For years I didn't get Pound, and I once asked a friend if the Emperor had no clothes. "No, but to get Pound you have to become Pound," she said. That remains one of the truest things I've heard about Pound, and about the modern poetic he inspired. From the brave spirits who hope to apprehend his writing, Pound demands a total commitment to his manner of thinking, his myriad languages, his vast reading, his eccentric economic/social theories, his storehouse of memories, and the evolution of his ideas over nearly a century. What he brought to poetry was the idea that poems aren't ornamented expressions of deep feeling, but precise instruments for exploring politics, religion, history, economics, science and just about everything human. Hugh Kenner came closer to being Pound than anyone (though Peter Makin gives him a good run for his money), and "The Pound Era" isn't so much a work of literary criticism as it is an intricate daybook, or maybe a modern novel, on coming to terms with the demands Pound makes on a reader. It's a one-of-a-kind study that should be read and re-read by anyone even half-interested in Pound's achievement. But it also (to my mind at least) shares some of the Master's flaws as Kenner makes great, sometimes showy, occasionally mannered paratactic leaps between seemingly unrelated details to convey a picture of Pound's age. It's well worth looking past the stylistic excesses though for Kenner's unparalleled explication of one of the best known and least understood 20th-century poets.

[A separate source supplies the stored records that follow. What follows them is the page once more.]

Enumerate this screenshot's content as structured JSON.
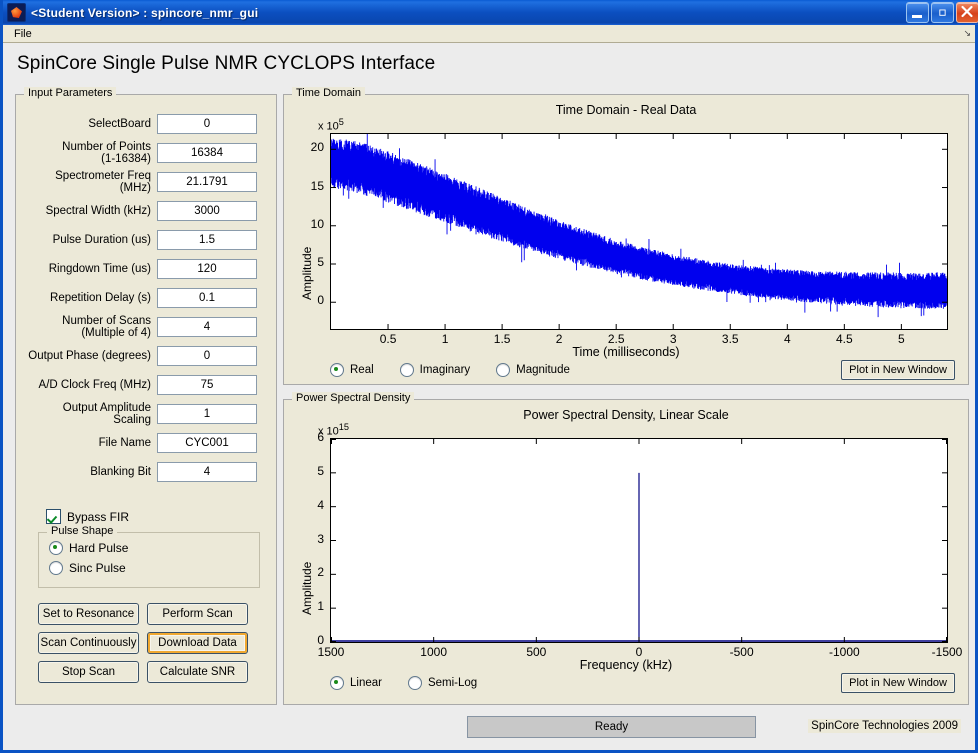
{
  "window": {
    "title": "<Student Version> : spincore_nmr_gui",
    "icon": "matlab-icon",
    "minimize_label": "Minimize",
    "maximize_label": "Maximize",
    "close_label": "Close"
  },
  "menu": {
    "items": [
      "File"
    ]
  },
  "header": {
    "title": "SpinCore Single Pulse NMR CYCLOPS Interface"
  },
  "input_panel": {
    "title": "Input Parameters",
    "fields": [
      {
        "label": "SelectBoard",
        "label2": "",
        "value": "0"
      },
      {
        "label": "Number of Points",
        "label2": "(1-16384)",
        "value": "16384"
      },
      {
        "label": "Spectrometer Freq (MHz)",
        "label2": "",
        "value": "21.1791"
      },
      {
        "label": "Spectral Width (kHz)",
        "label2": "",
        "value": "3000"
      },
      {
        "label": "Pulse Duration (us)",
        "label2": "",
        "value": "1.5"
      },
      {
        "label": "Ringdown Time (us)",
        "label2": "",
        "value": "120"
      },
      {
        "label": "Repetition Delay (s)",
        "label2": "",
        "value": "0.1"
      },
      {
        "label": "Number of Scans",
        "label2": "(Multiple of 4)",
        "value": "4"
      },
      {
        "label": "Output Phase (degrees)",
        "label2": "",
        "value": "0"
      },
      {
        "label": "A/D Clock Freq (MHz)",
        "label2": "",
        "value": "75"
      },
      {
        "label": "Output Amplitude Scaling",
        "label2": "",
        "value": "1"
      },
      {
        "label": "File Name",
        "label2": "",
        "value": "CYC001"
      },
      {
        "label": "Blanking Bit",
        "label2": "",
        "value": "4"
      }
    ],
    "bypass_fir": {
      "label": "Bypass FIR",
      "checked": true
    },
    "pulse_shape": {
      "title": "Pulse Shape",
      "options": [
        {
          "label": "Hard Pulse",
          "selected": true
        },
        {
          "label": "Sinc Pulse",
          "selected": false
        }
      ]
    },
    "buttons": [
      {
        "label": "Set to Resonance",
        "focused": false
      },
      {
        "label": "Perform Scan",
        "focused": false
      },
      {
        "label": "Scan Continuously",
        "focused": false
      },
      {
        "label": "Download Data",
        "focused": true
      },
      {
        "label": "Stop Scan",
        "focused": false
      },
      {
        "label": "Calculate SNR",
        "focused": false
      }
    ]
  },
  "time_domain": {
    "panel_title": "Time Domain",
    "display_modes": [
      {
        "label": "Real",
        "selected": true
      },
      {
        "label": "Imaginary",
        "selected": false
      },
      {
        "label": "Magnitude",
        "selected": false
      }
    ],
    "plot_button": "Plot in New Window"
  },
  "psd": {
    "panel_title": "Power Spectral Density",
    "scale_modes": [
      {
        "label": "Linear",
        "selected": true
      },
      {
        "label": "Semi-Log",
        "selected": false
      }
    ],
    "plot_button": "Plot in New Window"
  },
  "status": {
    "text": "Ready"
  },
  "footer": {
    "copyright": "SpinCore Technologies 2009"
  },
  "colors": {
    "panel_bg": "#ece9d8",
    "window_bg": "#ececec",
    "trace_time": "#0000ee",
    "trace_psd": "#000080",
    "focus_ring": "#f0a830",
    "title_bar": "#0a4fc0"
  },
  "chart_data": [
    {
      "type": "line",
      "id": "time-domain-chart",
      "title": "Time Domain - Real Data",
      "xlabel": "Time (milliseconds)",
      "ylabel": "Amplitude",
      "y_exponent_text": "x 10",
      "y_exponent": "5",
      "xlim": [
        0,
        5.4
      ],
      "ylim": [
        -3.5,
        22
      ],
      "xticks": [
        0.5,
        1,
        1.5,
        2,
        2.5,
        3,
        3.5,
        4,
        4.5,
        5
      ],
      "xticklabels": [
        "0.5",
        "1",
        "1.5",
        "2",
        "2.5",
        "3",
        "3.5",
        "4",
        "4.5",
        "5"
      ],
      "yticks": [
        0,
        5,
        10,
        15,
        20
      ],
      "yticklabels": [
        "0",
        "5",
        "10",
        "15",
        "20"
      ],
      "grid": false,
      "legend": "none",
      "series": [
        {
          "name": "Real FID",
          "description": "Noisy exponentially decaying free induction decay oscillating about a decaying baseline",
          "envelope_upper": [
            [
              0.0,
              21.5
            ],
            [
              0.25,
              21.0
            ],
            [
              0.5,
              19.8
            ],
            [
              0.75,
              18.4
            ],
            [
              1.0,
              16.9
            ],
            [
              1.25,
              15.3
            ],
            [
              1.5,
              13.7
            ],
            [
              1.75,
              12.2
            ],
            [
              2.0,
              10.7
            ],
            [
              2.25,
              9.4
            ],
            [
              2.5,
              8.2
            ],
            [
              2.75,
              7.2
            ],
            [
              3.0,
              6.3
            ],
            [
              3.25,
              5.6
            ],
            [
              3.5,
              5.0
            ],
            [
              3.75,
              4.6
            ],
            [
              4.0,
              4.3
            ],
            [
              4.25,
              4.1
            ],
            [
              4.5,
              4.0
            ],
            [
              4.75,
              3.9
            ],
            [
              5.0,
              3.9
            ],
            [
              5.4,
              3.9
            ]
          ],
          "envelope_lower": [
            [
              0.0,
              15.0
            ],
            [
              0.25,
              14.2
            ],
            [
              0.5,
              13.0
            ],
            [
              0.75,
              11.7
            ],
            [
              1.0,
              10.4
            ],
            [
              1.25,
              9.1
            ],
            [
              1.5,
              7.9
            ],
            [
              1.75,
              6.7
            ],
            [
              2.0,
              5.6
            ],
            [
              2.25,
              4.6
            ],
            [
              2.5,
              3.7
            ],
            [
              2.75,
              2.9
            ],
            [
              3.0,
              2.2
            ],
            [
              3.25,
              1.6
            ],
            [
              3.5,
              1.1
            ],
            [
              3.75,
              0.6
            ],
            [
              4.0,
              0.2
            ],
            [
              4.25,
              -0.1
            ],
            [
              4.5,
              -0.4
            ],
            [
              4.75,
              -0.6
            ],
            [
              5.0,
              -0.8
            ],
            [
              5.4,
              -0.9
            ]
          ],
          "noise_amplitude": 1.1
        }
      ]
    },
    {
      "type": "line",
      "id": "psd-chart",
      "title": "Power Spectral Density, Linear Scale",
      "xlabel": "Frequency (kHz)",
      "ylabel": "Amplitude",
      "y_exponent_text": "x 10",
      "y_exponent": "15",
      "xlim": [
        1500,
        -1500
      ],
      "ylim": [
        0,
        6
      ],
      "x_axis_reversed": true,
      "xticks": [
        1500,
        1000,
        500,
        0,
        -500,
        -1000,
        -1500
      ],
      "xticklabels": [
        "1500",
        "1000",
        "500",
        "0",
        "-500",
        "-1000",
        "-1500"
      ],
      "yticks": [
        0,
        1,
        2,
        3,
        4,
        5,
        6
      ],
      "yticklabels": [
        "0",
        "1",
        "2",
        "3",
        "4",
        "5",
        "6"
      ],
      "grid": false,
      "legend": "none",
      "series": [
        {
          "name": "Power Spectral Density",
          "description": "Flat baseline near zero across the full band with a single narrow peak at 0 kHz",
          "peak_frequency_khz": 0,
          "peak_value": 5.0,
          "baseline_value": 0.03
        }
      ]
    }
  ]
}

A Masterful Examination of an Important Time

Would that we all had "readers" as sympathetic as Kenner is to Pound. I've returned to this book and learned something new each time. Its importance cannot be underestimated. Simply amazing.A footnote: The Fine Arts Museum at the Legion of Honor here in SF had a few years ago an exhibit of Modern Sculpture, including the Hierartic Head. It was the highlight of the year.

The best of its genre

What's all the fuss about cranky ol' Ezra Pound? This may answer that question. It may also be the finest piece of literary criticism in the language, the best work of a man who is not merely a critic of the modernist writers, but a great modernist himself. No one who loves 20th Century poetry, fiction and visual art should miss this book.

A work of criticism that is itself a work of art

Parts of this book will boggle most first-time readers, being liberally strewn with allusions and complex cross-references. But persistence is well worth it; sample "The Invention of China" or "Words Set Free" to see some of the most beautiful studies of poetry and poetic translation ever done. I cannot recommend this book highly enough. It brings the discussion of literature to an entirely different level, abandoning "analysis" for a poetic, transcendental inquiry. A must read.